- Canadian Open
The Canadian Open was first played in 1904, nine years after the Canadian Amateur Championship had been established. A co-organized event by Golf Canada (previously known as the Royal Canadian Golf Association) and the PGA Tour, it’s one of the oldest running tournaments on the professional circuit in North America. The inaugural Open was won by the English-born professional at Royal Ottawa, Jack Oke, who outscored nine other professionals and seven amateurs in the 36-hole contest.
Royal Montreal Golf Club, founded in 1873, is the oldest golfing society in North America so it was fitting that the first Canadian Open championship should be hosted at the club’s former location in Dorval. Another four Opens would be held there before the club moved to its present site, where a further five editions have since been contested between 1975 and 2014.
Early winners of this stroke play competition – including James Douglas Edgar who won by a record margin of 16 shots at Hamilton in 1919 – were presented with a gold medal but the Rivermead Cup was introduced when the event was held at Rivermead Golf Club in 1920. New sponsors then presented new trophies: first The Seagram Gold Cup in 1936, followed by The Du Maurier Trophy in 1971.
In 1994, with tobacco companies no longer in favour, the RCGA commissioned a new sterling silver trophy with a map of Canada etched onto the top dome, emblematic maple leaves cupping the bowl and enamelled flags of the various provinces and territories positioned around the circumference of the dome. The base of Canadian maple is inscribed with the names of all the former champions.

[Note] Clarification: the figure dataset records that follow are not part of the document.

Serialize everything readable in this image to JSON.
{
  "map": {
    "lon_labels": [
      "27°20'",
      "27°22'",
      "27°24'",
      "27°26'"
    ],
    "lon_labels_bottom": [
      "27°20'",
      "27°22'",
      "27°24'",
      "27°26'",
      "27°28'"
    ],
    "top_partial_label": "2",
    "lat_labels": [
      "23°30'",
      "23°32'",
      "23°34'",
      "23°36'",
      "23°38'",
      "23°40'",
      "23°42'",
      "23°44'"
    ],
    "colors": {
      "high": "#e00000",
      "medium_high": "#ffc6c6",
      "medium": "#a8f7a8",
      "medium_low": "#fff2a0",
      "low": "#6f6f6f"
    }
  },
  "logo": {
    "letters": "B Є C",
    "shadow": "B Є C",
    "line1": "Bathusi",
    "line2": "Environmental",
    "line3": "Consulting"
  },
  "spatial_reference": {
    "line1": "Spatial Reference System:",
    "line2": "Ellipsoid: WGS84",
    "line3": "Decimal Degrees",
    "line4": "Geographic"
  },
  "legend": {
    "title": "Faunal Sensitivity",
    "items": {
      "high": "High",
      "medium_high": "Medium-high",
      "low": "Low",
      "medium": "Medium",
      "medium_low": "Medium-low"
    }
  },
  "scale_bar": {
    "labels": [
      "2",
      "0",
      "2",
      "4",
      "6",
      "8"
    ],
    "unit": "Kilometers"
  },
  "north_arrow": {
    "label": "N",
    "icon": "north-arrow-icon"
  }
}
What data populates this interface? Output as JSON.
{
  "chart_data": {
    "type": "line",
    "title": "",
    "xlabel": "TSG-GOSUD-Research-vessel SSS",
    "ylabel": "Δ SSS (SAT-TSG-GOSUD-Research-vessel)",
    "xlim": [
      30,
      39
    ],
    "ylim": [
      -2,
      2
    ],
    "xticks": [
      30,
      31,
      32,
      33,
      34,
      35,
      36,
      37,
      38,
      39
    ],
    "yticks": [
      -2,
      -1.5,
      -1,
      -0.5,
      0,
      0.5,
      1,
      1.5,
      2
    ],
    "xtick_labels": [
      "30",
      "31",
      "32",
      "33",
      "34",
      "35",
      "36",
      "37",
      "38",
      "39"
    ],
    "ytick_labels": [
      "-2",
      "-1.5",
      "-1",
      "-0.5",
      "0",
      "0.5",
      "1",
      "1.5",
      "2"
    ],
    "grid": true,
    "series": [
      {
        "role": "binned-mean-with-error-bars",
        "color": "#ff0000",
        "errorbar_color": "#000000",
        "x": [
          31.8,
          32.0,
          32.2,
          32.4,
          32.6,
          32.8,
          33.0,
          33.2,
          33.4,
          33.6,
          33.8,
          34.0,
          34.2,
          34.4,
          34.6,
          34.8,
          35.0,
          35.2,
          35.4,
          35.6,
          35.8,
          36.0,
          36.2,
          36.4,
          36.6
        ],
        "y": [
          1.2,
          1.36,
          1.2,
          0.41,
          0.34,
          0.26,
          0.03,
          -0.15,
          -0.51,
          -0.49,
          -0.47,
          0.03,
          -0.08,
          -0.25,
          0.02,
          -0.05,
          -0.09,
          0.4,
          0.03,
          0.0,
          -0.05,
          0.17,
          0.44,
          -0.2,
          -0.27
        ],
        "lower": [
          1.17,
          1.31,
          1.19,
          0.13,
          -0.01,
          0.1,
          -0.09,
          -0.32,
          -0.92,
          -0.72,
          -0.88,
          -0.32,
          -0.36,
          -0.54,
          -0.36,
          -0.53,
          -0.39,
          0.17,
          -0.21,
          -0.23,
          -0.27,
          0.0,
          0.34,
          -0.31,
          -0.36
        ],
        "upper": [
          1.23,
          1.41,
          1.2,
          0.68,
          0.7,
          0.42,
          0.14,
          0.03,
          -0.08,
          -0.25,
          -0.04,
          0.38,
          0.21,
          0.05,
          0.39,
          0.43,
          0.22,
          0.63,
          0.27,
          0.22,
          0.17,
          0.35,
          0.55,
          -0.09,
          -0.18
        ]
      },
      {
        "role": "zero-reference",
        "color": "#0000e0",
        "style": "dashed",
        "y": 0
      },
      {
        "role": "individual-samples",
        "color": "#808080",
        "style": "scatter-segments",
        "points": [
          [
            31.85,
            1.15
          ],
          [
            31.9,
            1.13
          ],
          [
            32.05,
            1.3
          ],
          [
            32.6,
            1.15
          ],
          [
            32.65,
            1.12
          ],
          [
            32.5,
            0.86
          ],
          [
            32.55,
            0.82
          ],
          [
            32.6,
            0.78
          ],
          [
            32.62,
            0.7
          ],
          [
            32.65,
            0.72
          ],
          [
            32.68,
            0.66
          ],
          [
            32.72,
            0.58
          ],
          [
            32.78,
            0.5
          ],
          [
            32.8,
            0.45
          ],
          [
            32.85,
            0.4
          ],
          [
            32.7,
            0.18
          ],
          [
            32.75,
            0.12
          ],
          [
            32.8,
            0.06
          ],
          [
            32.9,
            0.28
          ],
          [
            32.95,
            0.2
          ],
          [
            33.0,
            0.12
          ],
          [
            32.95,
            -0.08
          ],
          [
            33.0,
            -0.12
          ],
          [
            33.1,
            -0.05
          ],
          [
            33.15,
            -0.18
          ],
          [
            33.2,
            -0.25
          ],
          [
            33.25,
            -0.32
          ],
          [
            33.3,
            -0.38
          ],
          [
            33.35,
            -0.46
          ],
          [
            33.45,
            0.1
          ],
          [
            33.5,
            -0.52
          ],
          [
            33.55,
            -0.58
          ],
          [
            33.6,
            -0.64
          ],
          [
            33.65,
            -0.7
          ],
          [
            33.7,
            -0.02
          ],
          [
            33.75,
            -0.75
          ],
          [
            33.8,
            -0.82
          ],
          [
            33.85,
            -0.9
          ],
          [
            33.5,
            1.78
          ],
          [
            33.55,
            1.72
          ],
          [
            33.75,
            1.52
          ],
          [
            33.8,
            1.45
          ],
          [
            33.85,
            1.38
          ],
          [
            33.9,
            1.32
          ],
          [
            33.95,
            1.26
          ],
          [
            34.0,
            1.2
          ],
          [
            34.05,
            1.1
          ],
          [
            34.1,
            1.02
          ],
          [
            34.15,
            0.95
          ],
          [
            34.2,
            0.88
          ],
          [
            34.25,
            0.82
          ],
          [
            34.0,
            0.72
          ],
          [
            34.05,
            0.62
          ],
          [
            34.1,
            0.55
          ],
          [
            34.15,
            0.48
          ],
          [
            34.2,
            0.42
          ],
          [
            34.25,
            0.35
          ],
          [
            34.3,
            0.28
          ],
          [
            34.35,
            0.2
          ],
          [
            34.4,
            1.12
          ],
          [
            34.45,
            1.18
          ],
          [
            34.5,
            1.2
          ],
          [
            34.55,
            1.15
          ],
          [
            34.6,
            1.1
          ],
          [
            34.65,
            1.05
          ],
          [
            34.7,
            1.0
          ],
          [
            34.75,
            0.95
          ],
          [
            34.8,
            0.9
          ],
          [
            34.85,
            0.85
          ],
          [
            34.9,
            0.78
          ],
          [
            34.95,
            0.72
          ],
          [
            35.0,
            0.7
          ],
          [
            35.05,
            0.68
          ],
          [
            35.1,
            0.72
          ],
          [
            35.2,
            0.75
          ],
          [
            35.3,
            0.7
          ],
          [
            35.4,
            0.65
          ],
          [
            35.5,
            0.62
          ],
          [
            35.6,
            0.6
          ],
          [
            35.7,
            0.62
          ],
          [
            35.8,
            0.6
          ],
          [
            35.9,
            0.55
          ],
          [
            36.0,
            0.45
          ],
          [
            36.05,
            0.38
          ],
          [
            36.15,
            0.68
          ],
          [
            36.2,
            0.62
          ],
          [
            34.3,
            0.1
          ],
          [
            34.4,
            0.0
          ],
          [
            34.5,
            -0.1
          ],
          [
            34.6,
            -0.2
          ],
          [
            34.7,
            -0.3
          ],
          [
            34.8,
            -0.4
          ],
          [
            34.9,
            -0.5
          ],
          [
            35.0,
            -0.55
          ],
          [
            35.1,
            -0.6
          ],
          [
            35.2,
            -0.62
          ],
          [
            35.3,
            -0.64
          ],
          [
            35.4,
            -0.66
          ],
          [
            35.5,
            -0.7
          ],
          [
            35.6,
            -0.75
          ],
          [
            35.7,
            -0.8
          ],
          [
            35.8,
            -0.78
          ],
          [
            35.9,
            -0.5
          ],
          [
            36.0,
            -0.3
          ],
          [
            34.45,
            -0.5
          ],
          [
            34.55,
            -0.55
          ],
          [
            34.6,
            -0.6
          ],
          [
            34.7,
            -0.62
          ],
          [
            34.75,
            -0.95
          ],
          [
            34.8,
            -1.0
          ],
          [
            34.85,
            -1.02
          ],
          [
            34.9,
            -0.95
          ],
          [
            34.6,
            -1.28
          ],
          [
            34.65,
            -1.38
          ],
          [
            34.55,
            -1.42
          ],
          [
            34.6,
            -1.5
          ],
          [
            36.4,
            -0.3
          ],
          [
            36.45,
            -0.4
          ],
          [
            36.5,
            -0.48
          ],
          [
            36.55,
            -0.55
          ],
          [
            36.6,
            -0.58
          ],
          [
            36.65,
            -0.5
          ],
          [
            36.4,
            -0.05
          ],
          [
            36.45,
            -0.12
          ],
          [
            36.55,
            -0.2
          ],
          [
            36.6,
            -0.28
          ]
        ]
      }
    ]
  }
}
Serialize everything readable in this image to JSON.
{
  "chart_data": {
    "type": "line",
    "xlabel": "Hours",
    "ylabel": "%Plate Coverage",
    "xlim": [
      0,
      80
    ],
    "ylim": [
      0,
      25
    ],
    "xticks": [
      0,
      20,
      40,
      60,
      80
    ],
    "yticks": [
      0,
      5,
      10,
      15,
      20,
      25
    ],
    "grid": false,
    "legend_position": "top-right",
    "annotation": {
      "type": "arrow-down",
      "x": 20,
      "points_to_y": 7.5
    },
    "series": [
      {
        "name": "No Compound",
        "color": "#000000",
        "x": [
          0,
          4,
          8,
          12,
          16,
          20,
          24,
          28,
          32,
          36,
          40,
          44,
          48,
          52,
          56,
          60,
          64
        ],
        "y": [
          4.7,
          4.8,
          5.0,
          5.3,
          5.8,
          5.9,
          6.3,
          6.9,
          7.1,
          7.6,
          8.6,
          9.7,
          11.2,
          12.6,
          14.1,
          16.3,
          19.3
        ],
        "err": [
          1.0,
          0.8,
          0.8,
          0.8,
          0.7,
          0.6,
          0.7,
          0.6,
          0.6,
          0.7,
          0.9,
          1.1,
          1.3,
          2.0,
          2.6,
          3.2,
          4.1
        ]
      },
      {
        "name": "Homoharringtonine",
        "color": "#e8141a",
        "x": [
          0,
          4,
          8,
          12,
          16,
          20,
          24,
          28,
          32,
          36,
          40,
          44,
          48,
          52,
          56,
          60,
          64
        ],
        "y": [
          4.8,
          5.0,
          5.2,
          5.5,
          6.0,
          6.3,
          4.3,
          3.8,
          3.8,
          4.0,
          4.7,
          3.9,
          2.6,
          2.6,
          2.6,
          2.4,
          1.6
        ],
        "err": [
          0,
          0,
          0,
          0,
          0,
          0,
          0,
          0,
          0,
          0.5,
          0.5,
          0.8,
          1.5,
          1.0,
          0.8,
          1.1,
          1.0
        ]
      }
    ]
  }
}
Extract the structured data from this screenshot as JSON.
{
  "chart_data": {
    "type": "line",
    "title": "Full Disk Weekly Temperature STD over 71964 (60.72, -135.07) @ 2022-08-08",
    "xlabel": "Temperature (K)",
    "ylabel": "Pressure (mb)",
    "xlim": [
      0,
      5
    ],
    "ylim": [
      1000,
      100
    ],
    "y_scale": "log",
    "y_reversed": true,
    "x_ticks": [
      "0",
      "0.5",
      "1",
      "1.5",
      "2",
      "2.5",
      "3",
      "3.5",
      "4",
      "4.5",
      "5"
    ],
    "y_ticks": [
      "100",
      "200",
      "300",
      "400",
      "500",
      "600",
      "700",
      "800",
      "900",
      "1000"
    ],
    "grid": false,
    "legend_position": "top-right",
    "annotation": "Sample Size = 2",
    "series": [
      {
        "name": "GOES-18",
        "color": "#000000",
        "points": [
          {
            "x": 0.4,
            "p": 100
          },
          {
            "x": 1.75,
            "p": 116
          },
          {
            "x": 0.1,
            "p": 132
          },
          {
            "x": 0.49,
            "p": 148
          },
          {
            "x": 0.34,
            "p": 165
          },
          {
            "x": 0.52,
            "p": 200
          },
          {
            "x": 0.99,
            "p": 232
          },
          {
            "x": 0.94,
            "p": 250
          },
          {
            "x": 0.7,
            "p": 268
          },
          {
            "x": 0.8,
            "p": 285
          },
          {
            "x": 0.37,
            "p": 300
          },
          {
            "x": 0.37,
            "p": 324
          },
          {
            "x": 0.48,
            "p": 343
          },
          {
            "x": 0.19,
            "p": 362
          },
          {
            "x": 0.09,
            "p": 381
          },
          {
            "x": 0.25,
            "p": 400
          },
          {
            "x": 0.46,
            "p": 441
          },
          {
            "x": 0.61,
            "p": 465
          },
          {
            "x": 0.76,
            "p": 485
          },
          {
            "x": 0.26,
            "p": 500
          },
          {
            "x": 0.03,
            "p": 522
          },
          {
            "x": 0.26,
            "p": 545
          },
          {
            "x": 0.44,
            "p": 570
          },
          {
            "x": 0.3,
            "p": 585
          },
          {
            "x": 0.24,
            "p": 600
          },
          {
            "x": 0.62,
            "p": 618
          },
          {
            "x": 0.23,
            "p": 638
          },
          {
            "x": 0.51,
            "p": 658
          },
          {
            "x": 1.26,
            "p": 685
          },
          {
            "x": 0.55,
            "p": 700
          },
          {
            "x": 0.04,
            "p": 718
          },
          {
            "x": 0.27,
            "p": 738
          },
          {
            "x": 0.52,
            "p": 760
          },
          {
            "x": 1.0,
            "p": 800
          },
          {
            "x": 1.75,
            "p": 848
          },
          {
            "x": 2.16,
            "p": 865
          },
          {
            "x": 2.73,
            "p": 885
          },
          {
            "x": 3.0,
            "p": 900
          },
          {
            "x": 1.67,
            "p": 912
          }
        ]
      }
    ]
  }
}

Leo Diegel has won most Opens, claiming four titles between 1924 and 1929. Three golfers have each won the event on three occasions: Tommy Armour (1927, 1930, 1934), Sam Snead (1938, 1940, 1941) and Lee Trevino (1971, 1977, 1979). Trevino’s last win saw him become the first to capture the triple crown of The Open, US Open and Canadian Open in the same year. Tiger Woods then emulated this feat twenty-nine years later.
Interestingly, Jack Nicklaus never managed to get his named etched on the winner’s trophy (he was runner-up seven times) and Doug Sanders in 1956 is the lone amateur so far to claim the title. To the disappointment of home supporters, there have been only five native champions: George Cumming (1905), Charlie Murray (1906, 1911), Albert Murray (1908, 1913), Karl Keffer (1909, 1914) and Pat Fletcher (1954).
All but nine of the Canadian Opens have been held in Ontario or Quebec. For those played in other provinces, Riverside in New Brunswick was the venue in 1939, St Charles and Niakwa in Manitoba hosted in 1952 and 1961, while Royal Mayfair staged the 1948 event in Alberta. Shaughnessy (1948, 1966, 2005, 2011) and Point Grey (1954) have hosted the tournament in British Columbia.
Glen Abbey in Oakville has hosted 30 Open Championships, all of them in the modern era, starting in 1977. Also in Ontario, Mississagua (1931-1974) and Hamilton (1919-2019) have each helped to arrange six tournaments, with the golf courses at Toronto (1905-1927) and St George’s (1933-2010) each used for Open competition on five occasions.
Five courses that hosted the Canadian Open are not listed below. The first one is the original layout at Toronto (1905-1909) as the club has since moved to a new location. The same applies to Royal Montreal’s initial layout (1904-1950) and Summerlea in Montreal (1935). The other two courses belong to clubs that no longer exist, namely St Andrews Club in Toronto (1936, 1937) and Montreal Municipal (1967) which closed in 1976 for the Olympic Games then the layout was integrated into the city’s park network.